NASHVILLE, Tenn. - Under the eyes of an expert, dozens of mounted patrol teams trained together this week at the Ellington Agricultural Center.
Sam Powell has trained horses and riders for most of his life.
"I try to watch the horse and I watch the rider, and if they're having problems I've got to figure out what's causing the problem before I can fix it," said Powell.
Powell said the biggest issue is usually communication. He said it takes a good three years to build a good team.
New mounted patrols are forming in Wilson, Benton and Hamilton counties. Police see the benefit of patrolling on horseback.
"A lost child, we can go into areas with these horses and see a lot more area on horseback than an officer on foot can go," said Don Witherspoon with the Wilson County mounted patrol.
The one week school culminated with a friendly timed competition on an obstacle course.
The obstacles on the course were set up as distractions, like the distractions the rider and horse may encounter on the street. It's very important that the horse do exactly what the handler tells it to do.
"The horse has to be able to trust the rider on his back because he's going to depend on that rider to take care of him in a situation where he becomes afraid," said Witherspoon.
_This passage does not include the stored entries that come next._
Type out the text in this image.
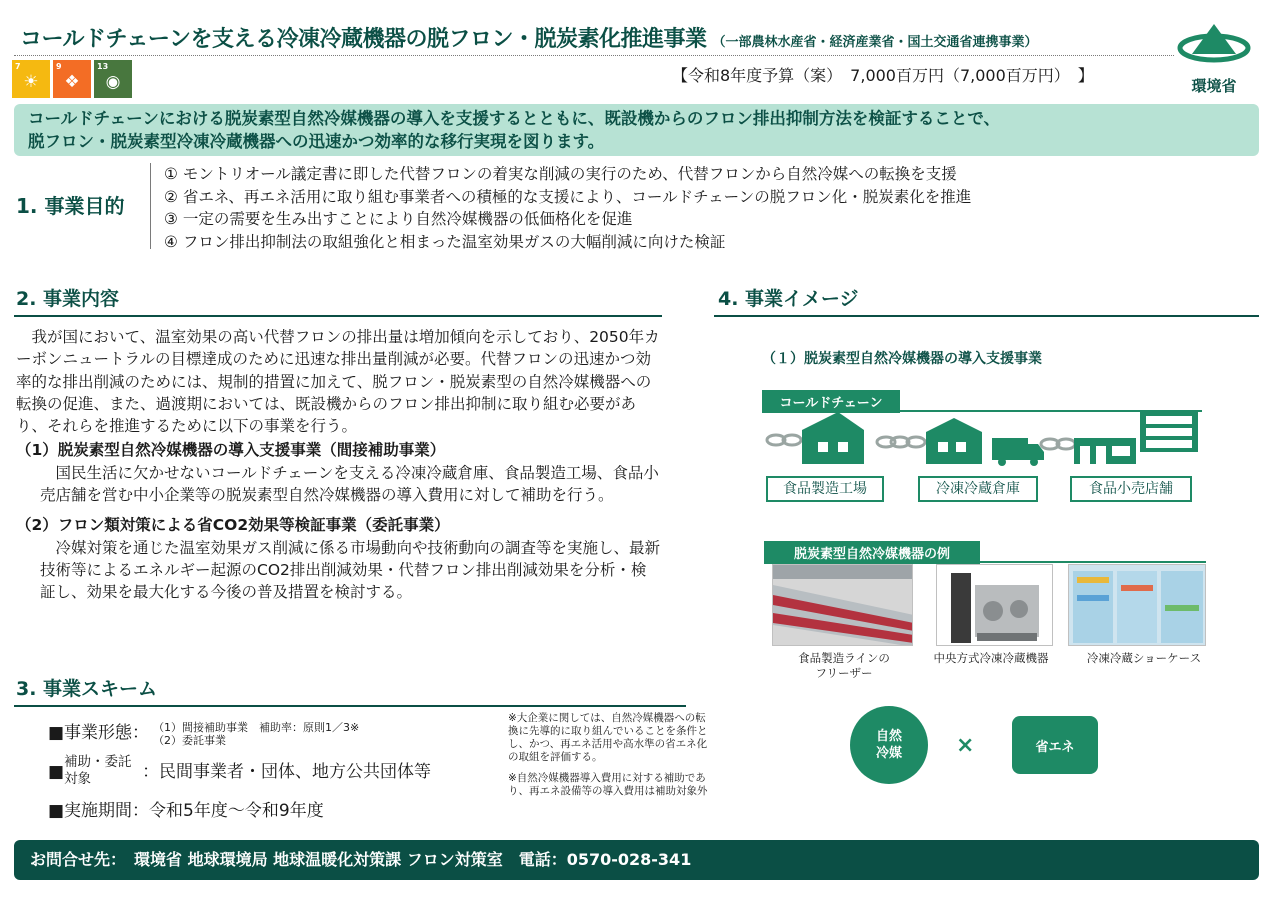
コールドチェーンを支える冷凍冷蔵機器の脱フロン・脱炭素化推進事業 （一部農林水産省・経済産業省・国土交通省連携事業）
7
☀
9
❖
13
◉	【令和8年度予算（案）　7,000百万円（7,000百万円）　】
環境省
コールドチェーンにおける脱炭素型自然冷媒機器の導入を支援するとともに、既設機からのフロン排出抑制方法を検証することで、
脱フロン・脱炭素型冷凍冷蔵機器への迅速かつ効率的な移行実現を図ります。
1. 事業目的
① モントリオール議定書に即した代替フロンの着実な削減の実行のため、代替フロンから自然冷媒への転換を支援
② 省エネ、再エネ活用に取り組む事業者への積極的な支援により、コールドチェーンの脱フロン化・脱炭素化を推進
③ 一定の需要を生み出すことにより自然冷媒機器の低価格化を促進
④ フロン排出抑制法の取組強化と相まった温室効果ガスの大幅削減に向けた検証
2. 事業内容

我が国において、温室効果の高い代替フロンの排出量は増加傾向を示しており、2050年カーボンニュートラルの目標達成のために迅速な排出量削減が必要。代替フロンの迅速かつ効率的な排出削減のためには、規制的措置に加えて、脱フロン・脱炭素型の自然冷媒機器への転換の促進、また、過渡期においては、既設機からのフロン排出抑制に取り組む必要があり、それらを推進するために以下の事業を行う。

（1）脱炭素型自然冷媒機器の導入支援事業（間接補助事業）

国民生活に欠かせないコールドチェーンを支える冷凍冷蔵倉庫、食品製造工場、食品小売店舗を営む中小企業等の脱炭素型自然冷媒機器の導入費用に対して補助を行う。

（2）フロン類対策による省CO2効果等検証事業（委託事業）

冷媒対策を通じた温室効果ガス削減に係る市場動向や技術動向の調査等を実施し、最新技術等によるエネルギー起源のCO2排出削減効果・代替フロン排出削減効果を分析・検証し、効果を最大化する今後の普及措置を検討する。

3. 事業スキーム
■事業形態： （1）間接補助事業　補助率：原則1／3※
（2）委託事業
■ 補助・委託
対象	：民間事業者・団体、地方公共団体等
■実施期間：令和5年度～令和9年度

※大企業に関しては、自然冷媒機器への転換に先導的に取り組んでいることを条件とし、かつ、再エネ活用や高水準の省エネ化の取組を評価する。

※自然冷媒機器導入費用に対する補助であり、再エネ設備等の導入費用は補助対象外

4. 事業イメージ
（１）脱炭素型自然冷媒機器の導入支援事業
コールドチェーン
食品製造工場	冷凍冷蔵倉庫	食品小売店舗
脱炭素型自然冷媒機器の例
食品製造ラインの
フリーザー
中央方式冷凍冷蔵機器	冷凍冷蔵ショーケース
自然
冷媒 ×	省エネ
お問合せ先：　環境省 地球環境局 地球温暖化対策課 フロン対策室　電話：0570-028-341
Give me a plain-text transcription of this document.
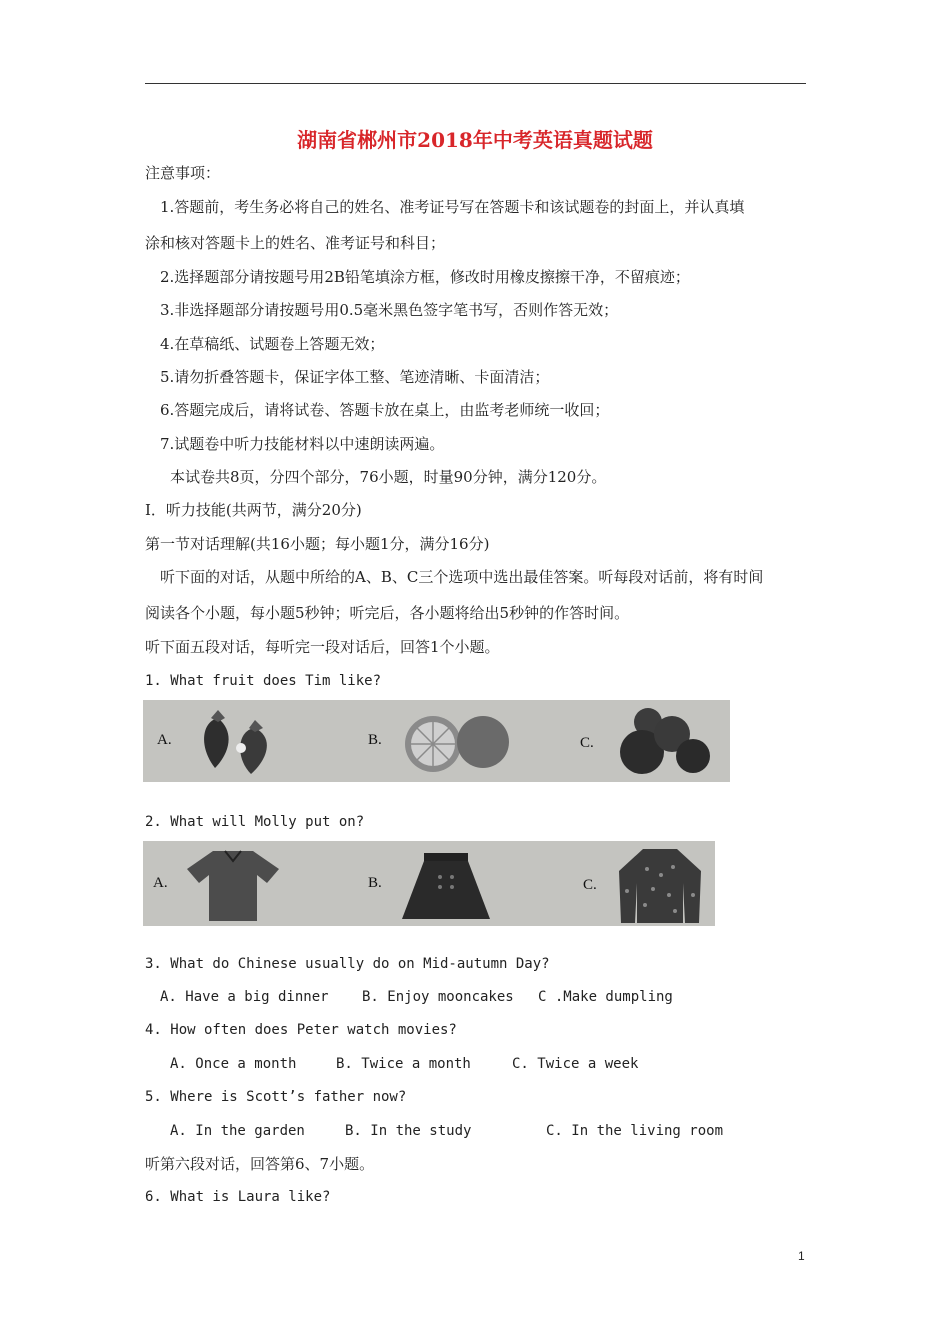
湖南省郴州市2018年中考英语真题试题
注意事项：
1.答题前，考生务必将自己的姓名、准考证号写在答题卡和该试题卷的封面上，并认真填
涂和核对答题卡上的姓名、准考证号和科目；
2.选择题部分请按题号用2B铅笔填涂方框，修改时用橡皮擦擦干净，不留痕迹；
3.非选择题部分请按题号用0.5毫米黑色签字笔书写，否则作答无效；
4.在草稿纸、试题卷上答题无效；
5.请勿折叠答题卡，保证字体工整、笔迹清晰、卡面清洁；
6.答题完成后，请将试卷、答题卡放在桌上，由监考老师统一收回；
7.试题卷中听力技能材料以中速朗读两遍。
本试卷共8页，分四个部分，76小题，时量90分钟，满分120分。
I．听力技能(共两节，满分20分)
第一节对话理解(共16小题；每小题1分，满分16分)
听下面的对话，从题中所给的A、B、C三个选项中选出最佳答案。听每段对话前，将有时间
阅读各个小题，每小题5秒钟；听完后，各小题将给出5秒钟的作答时间。
听下面五段对话，每听完一段对话后，回答1个小题。
1. What fruit does Tim like?
A.	B.	C.
2. What will Molly put on?
A.	B.	C.
3. What do Chinese usually do on Mid-autumn Day?
A. Have a big dinner B. Enjoy mooncakes C .Make dumpling
4. How often does Peter watch movies?
A. Once a month	B. Twice a month	C. Twice a week
5. Where is Scott’s father now?
A. In the garden	B. In the study	C. In the living room
听第六段对话，回答第6、7小题。
6. What is Laura like?
1
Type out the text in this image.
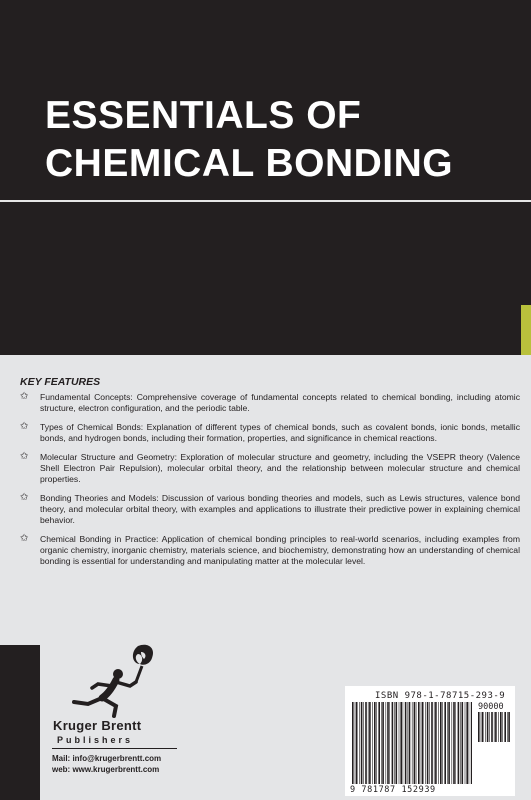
ESSENTIALS OF
CHEMICAL BONDING
KEY FEATURES
✩ Fundamental Concepts: Comprehensive coverage of fundamental concepts related to chemical bonding, including atomic structure, electron configuration, and the periodic table.
✩ Types of Chemical Bonds: Explanation of different types of chemical bonds, such as covalent bonds, ionic bonds, metallic bonds, and hydrogen bonds, including their formation, properties, and significance in chemical reactions.
✩ Molecular Structure and Geometry: Exploration of molecular structure and geometry, including the VSEPR theory (Valence Shell Electron Pair Repulsion), molecular orbital theory, and the relationship between molecular structure and chemical properties.
✩ Bonding Theories and Models: Discussion of various bonding theories and models, such as Lewis structures, valence bond theory, and molecular orbital theory, with examples and applications to illustrate their predictive power in explaining chemical behavior.
✩ Chemical Bonding in Practice: Application of chemical bonding principles to real-world scenarios, including examples from organic chemistry, inorganic chemistry, materials science, and biochemistry, demonstrating how an understanding of chemical bonding is essential for understanding and manipulating matter at the molecular level.
Kruger Brentt
Publishers
Mail: info@krugerbrentt.com
web: www.krugerbrentt.com
ISBN 978-1-78715-293-9
90000
9 781787 152939
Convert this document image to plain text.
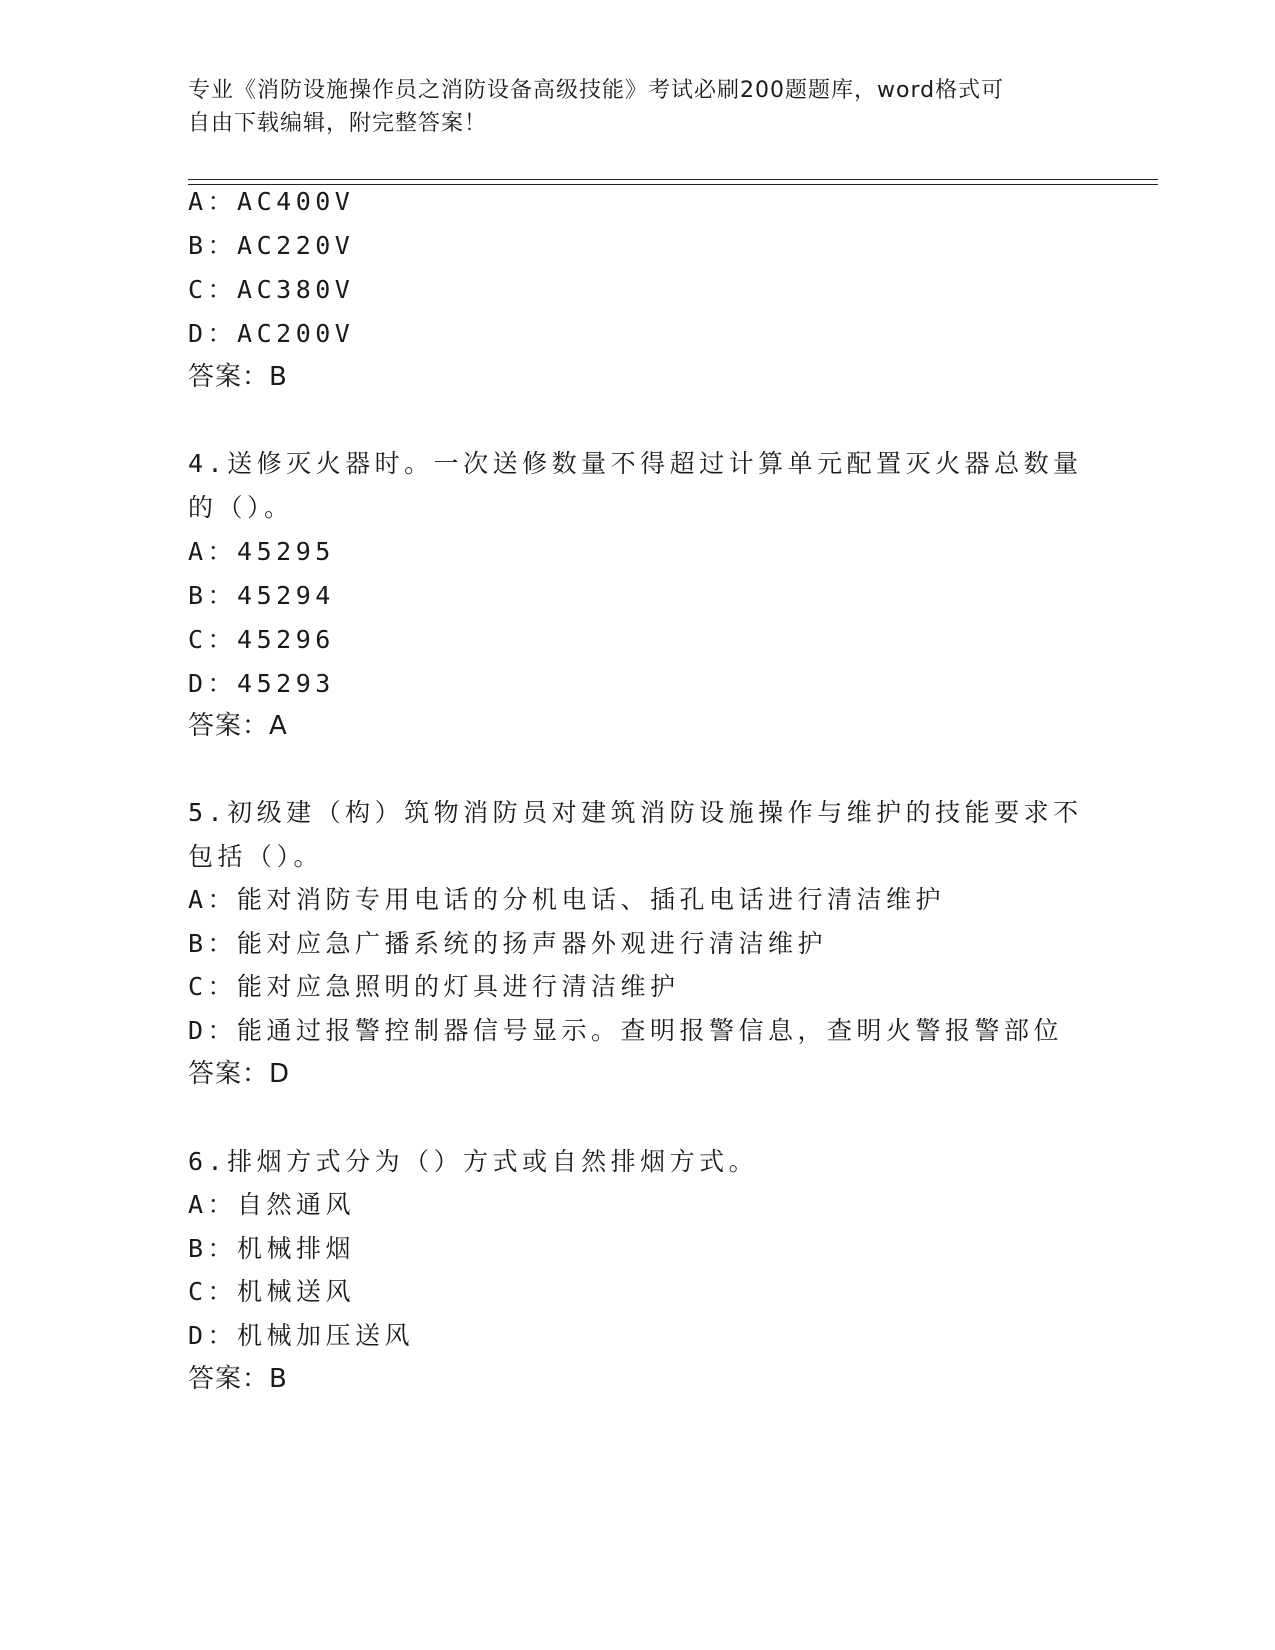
专业《消防设施操作员之消防设备高级技能》考试必刷200题题库，word格式可
自由下载编辑，附完整答案！
A：AC400V
B：AC220V
C：AC380V
D：AC200V
答案：B
4.送修灭火器时。一次送修数量不得超过计算单元配置灭火器总数量
的（）。
A：45295
B：45294
C：45296
D：45293
答案：A
5.初级建（构）筑物消防员对建筑消防设施操作与维护的技能要求不
包括（）。
A：能对消防专用电话的分机电话、插孔电话进行清洁维护
B：能对应急广播系统的扬声器外观进行清洁维护
C：能对应急照明的灯具进行清洁维护
D：能通过报警控制器信号显示。查明报警信息，查明火警报警部位
答案：D
6.排烟方式分为（）方式或自然排烟方式。
A：自然通风
B：机械排烟
C：机械送风
D：机械加压送风
答案：B
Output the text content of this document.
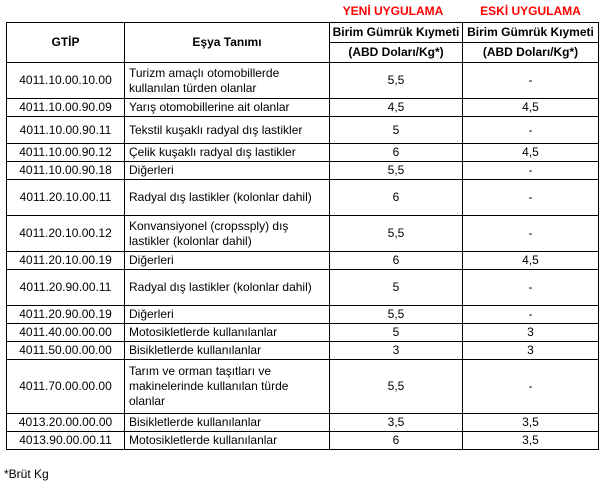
YENİ UYGULAMA	ESKİ UYGULAMA
GTİP	Eşya Tanımı	Birim Gümrük Kıymeti	Birim Gümrük Kıymeti
		(ABD Doları/Kg*)	(ABD Doları/Kg*)
4011.10.00.10.00	Turizm amaçlı otomobillerde kullanılan türden olanlar	5,5	-
4011.10.00.90.09	Yarış otomobillerine ait olanlar	4,5	4,5
4011.10.00.90.11	Tekstil kuşaklı radyal dış lastikler	5	-
4011.10.00.90.12	Çelik kuşaklı radyal dış lastikler	6	4,5
4011.10.00.90.18	Diğerleri	5,5	-
4011.20.10.00.11	Radyal dış lastikler (kolonlar dahil)	6	-
4011.20.10.00.12	Konvansiyonel (cropssply) dış lastikler (kolonlar dahil)	5,5	-
4011.20.10.00.19	Diğerleri	6	4,5
4011.20.90.00.11	Radyal dış lastikler (kolonlar dahil)	5	-
4011.20.90.00.19	Diğerleri	5,5	-
4011.40.00.00.00	Motosikletlerde kullanılanlar	5	3
4011.50.00.00.00	Bisikletlerde kullanılanlar	3	3
4011.70.00.00.00	Tarım ve orman taşıtları ve makinelerinde kullanılan türde olanlar	5,5	-
4013.20.00.00.00	Bisikletlerde kullanılanlar	3,5	3,5
4013.90.00.00.11	Motosikletlerde kullanılanlar	6	3,5
*Brüt Kg
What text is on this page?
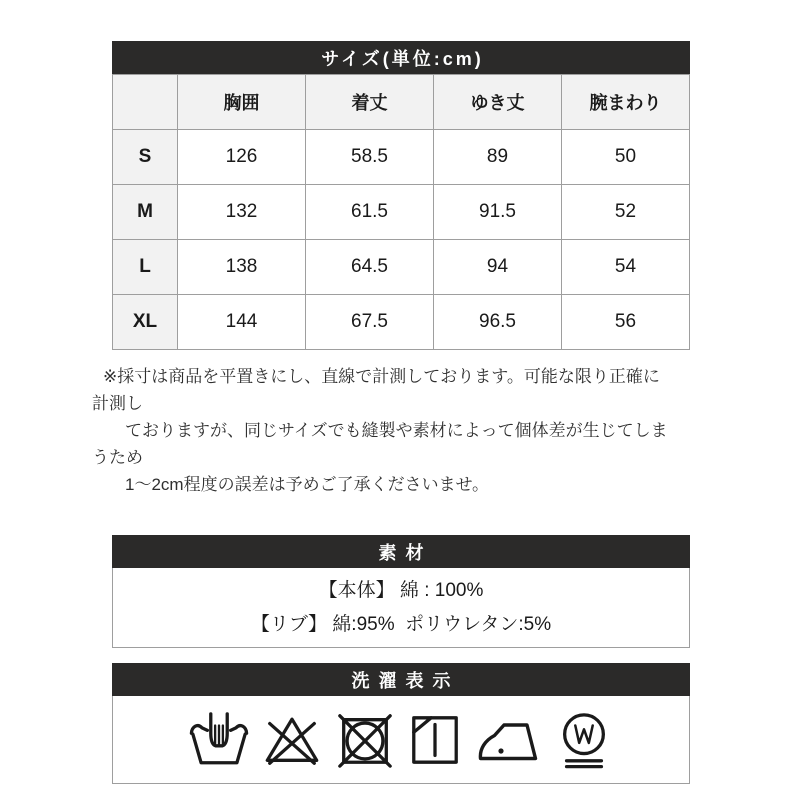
サイズ(単位:cm)
	胸囲	着丈	ゆき丈	腕まわり
S	126	58.5	89	50
M	132	61.5	91.5	52
L	138	64.5	94	54
XL	144	67.5	96.5	56
※採寸は商品を平置きにし、直線で計測しております。可能な限り正確に
計測し
ておりますが、同じサイズでも縫製や素材によって個体差が生じてしま
うため
1～2cm程度の誤差は予めご了承くださいませ。
素材
【本体】 綿 : 100%
【リブ】 綿:95%  ポリウレタン:5%
洗濯表示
Noisy fans blew air on the animals. They walked over mattresses and bridges. They tested the team's mobility moving side to side.
The horse has to cooperate because in places like Nashville anything can happen.
"We've had some situations where we've had some large fights and disgruntled folks after an event or maybe when the bars close downtown," said J.D. Harber with the Metro Police mounted patrol.
Selecting horses for a mounted patrol sometimes is not easy. It's even more difficult in Nashville because most of the horses were donated. Police officers train them and choose the best for the street.